As a final remark, the locations (∼10% random) where forces display an oscillatory profile on silica (Figure ) could be most likely due to less “microscopic” surface roughness that is not detectable with the 9 nm tip used. Alternately, intermingled regions (∼2 nm) of ordered and disordered interfacial water could be due to a patchy and nonuniform distribution of silanol (Si–OH)-rich (hydrophilic sites, high ability to both accept and donate H bonds) and siloxane (Si–O–Si)-rich (hydrophobic sites, weakly accept H bonds) domains, as reveled by MD simulations.[31,97,102,103] As pointed out in earlier work by Sivan et al.[104] and recent work by Bourget et al.,[97] the relative strength of silanol (Si–OH)–water bonding (vs water–water bonding) and the spatial distribution with respect to the siloxane (Si–O–Si) groups can modulate not only the hydration and microscopic hydrophobicity of the silica surface but also the ion adsorption behavior and other interfacial processes. However, more detailed experiments (different tip size and hydroxylation state of silica) are required to know whether the regions with forces that display oscillations are (Si–OH) rich or an effect of the intrinsic disorder of the amorphous silica surface.

Conclusions

AFM with intermediate-sized tips allows one to simultaneously quantify oscillatory hydration forces caused by the discreteness of water molecules and continuum of DLVO forces at a heterogeneous mineral–electrolyte interface consisting of a crystalline gibbsite nanoparticle adsorbed on an amorphous silica substrate. Measurements at NaCl concentrations of 10 and 100 mM and pH values of 4, 6, and 9 reveal a decrease of the positive surface charge of the gibbsite basal plane and an increasingly negative surface charge of silica with increasing pH in agreement with expectations. In contrast, the strength of the simultaneously measured oscillatory hydration forces varies only weakly with pH, suggesting that the microscopic origin of these forces is hardly affected by the surface charge density or surface potential (and charge density) that controls both the continuum of DLVO forces at tip–sample separations of 1 nm and beyond as well as electrokinetic measurements.

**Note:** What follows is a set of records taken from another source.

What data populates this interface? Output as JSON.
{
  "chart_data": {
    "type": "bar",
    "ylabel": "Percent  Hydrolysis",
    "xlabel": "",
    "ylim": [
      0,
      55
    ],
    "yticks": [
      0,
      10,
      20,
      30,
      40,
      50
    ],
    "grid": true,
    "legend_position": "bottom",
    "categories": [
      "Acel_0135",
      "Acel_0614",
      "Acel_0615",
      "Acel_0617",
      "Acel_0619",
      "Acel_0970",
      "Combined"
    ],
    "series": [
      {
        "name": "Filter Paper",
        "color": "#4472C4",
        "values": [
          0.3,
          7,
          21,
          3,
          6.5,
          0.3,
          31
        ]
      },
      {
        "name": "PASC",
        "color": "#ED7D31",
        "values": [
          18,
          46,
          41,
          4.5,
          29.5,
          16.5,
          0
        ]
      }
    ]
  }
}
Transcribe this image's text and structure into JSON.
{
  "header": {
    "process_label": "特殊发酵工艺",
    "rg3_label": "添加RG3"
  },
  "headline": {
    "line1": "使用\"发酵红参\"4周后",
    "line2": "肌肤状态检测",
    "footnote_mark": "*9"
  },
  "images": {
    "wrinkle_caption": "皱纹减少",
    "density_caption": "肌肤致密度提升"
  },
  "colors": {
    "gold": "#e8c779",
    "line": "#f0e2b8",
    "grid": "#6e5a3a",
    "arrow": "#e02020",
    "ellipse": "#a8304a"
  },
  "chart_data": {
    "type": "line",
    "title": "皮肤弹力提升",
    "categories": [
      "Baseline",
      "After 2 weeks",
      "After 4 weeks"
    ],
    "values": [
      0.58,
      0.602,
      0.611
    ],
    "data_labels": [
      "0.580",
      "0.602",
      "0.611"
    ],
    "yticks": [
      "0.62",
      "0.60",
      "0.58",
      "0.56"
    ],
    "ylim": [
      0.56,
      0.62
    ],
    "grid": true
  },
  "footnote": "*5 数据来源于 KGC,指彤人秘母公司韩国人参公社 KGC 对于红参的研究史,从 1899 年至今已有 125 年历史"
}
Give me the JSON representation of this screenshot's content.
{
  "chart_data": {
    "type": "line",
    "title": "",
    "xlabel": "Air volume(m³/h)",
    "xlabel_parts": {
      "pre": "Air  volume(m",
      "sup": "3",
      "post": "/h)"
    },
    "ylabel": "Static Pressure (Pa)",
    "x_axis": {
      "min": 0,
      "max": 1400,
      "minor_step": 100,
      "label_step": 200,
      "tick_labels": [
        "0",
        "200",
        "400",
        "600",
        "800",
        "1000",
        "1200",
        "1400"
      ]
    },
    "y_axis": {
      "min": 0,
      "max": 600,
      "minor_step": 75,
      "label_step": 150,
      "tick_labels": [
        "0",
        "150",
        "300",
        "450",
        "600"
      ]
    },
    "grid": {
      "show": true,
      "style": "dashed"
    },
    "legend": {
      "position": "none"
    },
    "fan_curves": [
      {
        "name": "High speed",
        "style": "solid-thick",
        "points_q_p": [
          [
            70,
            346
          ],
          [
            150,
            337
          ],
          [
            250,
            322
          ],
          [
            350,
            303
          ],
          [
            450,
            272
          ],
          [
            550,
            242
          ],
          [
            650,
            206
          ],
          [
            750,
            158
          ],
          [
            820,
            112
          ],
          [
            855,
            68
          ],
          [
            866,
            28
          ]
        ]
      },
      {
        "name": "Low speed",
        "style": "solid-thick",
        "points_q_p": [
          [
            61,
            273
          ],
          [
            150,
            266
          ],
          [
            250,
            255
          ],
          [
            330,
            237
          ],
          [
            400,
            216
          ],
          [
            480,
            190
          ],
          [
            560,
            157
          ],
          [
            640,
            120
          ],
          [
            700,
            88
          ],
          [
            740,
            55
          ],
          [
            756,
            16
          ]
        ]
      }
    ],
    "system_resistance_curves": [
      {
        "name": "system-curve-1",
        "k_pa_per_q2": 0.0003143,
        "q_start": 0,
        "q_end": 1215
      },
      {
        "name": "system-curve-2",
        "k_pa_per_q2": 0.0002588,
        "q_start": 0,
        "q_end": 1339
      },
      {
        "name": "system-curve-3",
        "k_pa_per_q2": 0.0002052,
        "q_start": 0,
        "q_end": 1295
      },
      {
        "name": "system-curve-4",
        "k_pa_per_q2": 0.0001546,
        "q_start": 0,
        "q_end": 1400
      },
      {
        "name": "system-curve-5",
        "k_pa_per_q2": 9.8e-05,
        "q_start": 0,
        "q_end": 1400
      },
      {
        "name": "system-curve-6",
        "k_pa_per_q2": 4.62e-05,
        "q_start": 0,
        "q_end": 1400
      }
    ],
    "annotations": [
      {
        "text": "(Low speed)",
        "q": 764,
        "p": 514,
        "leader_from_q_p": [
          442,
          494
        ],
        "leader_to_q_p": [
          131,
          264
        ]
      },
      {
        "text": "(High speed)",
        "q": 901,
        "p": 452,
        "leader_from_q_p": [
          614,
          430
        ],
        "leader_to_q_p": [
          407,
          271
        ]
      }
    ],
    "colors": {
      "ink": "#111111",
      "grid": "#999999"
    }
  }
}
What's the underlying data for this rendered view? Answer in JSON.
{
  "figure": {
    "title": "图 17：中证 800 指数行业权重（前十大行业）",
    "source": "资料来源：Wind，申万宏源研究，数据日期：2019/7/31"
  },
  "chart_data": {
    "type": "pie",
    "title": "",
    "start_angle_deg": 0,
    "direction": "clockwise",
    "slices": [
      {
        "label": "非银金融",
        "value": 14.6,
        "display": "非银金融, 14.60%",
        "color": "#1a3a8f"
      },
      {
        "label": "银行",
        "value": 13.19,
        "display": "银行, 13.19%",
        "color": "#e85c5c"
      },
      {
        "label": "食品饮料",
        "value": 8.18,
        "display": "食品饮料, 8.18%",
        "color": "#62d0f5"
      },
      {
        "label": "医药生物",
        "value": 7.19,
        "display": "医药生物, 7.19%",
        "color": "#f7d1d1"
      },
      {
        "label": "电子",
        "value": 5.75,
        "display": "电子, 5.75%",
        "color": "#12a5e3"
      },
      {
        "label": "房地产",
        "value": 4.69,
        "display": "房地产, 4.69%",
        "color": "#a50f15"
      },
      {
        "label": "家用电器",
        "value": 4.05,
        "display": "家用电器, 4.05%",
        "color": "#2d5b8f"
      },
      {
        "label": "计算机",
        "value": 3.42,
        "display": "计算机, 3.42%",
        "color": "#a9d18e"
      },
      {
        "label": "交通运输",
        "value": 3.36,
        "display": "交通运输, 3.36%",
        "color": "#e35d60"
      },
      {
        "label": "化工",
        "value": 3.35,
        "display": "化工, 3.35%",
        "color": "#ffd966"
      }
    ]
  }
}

Our measurements also show that the strength of the oscillatory hydration forces is more pronounced on crystalline gibbsite basal planes as compared to the amorphous silica surface, suggesting that oscillatory hydration forces involve more than a simple geometric packing of water molecules. While a contribution due to the slight differences in surface roughness cannot be excluded, we argue that differences in the ability of the perfectly periodic gibbsite lattice with its 2–3 times higher density OH groups per surface area lead to a stronger degree of organization of the hydration layers and thereby to stronger oscillatory forces. These effects seem to be independent from the strong polarization effects of interfacial water reported in recent SFG measurements that do scale with the surface potential. We anticipate that the physical insights presented in this work will help to disentangle the relative importance of short-range hydration and DLVO forces for a variety of materials and phenomena involving both colloidal and molecular scale processes.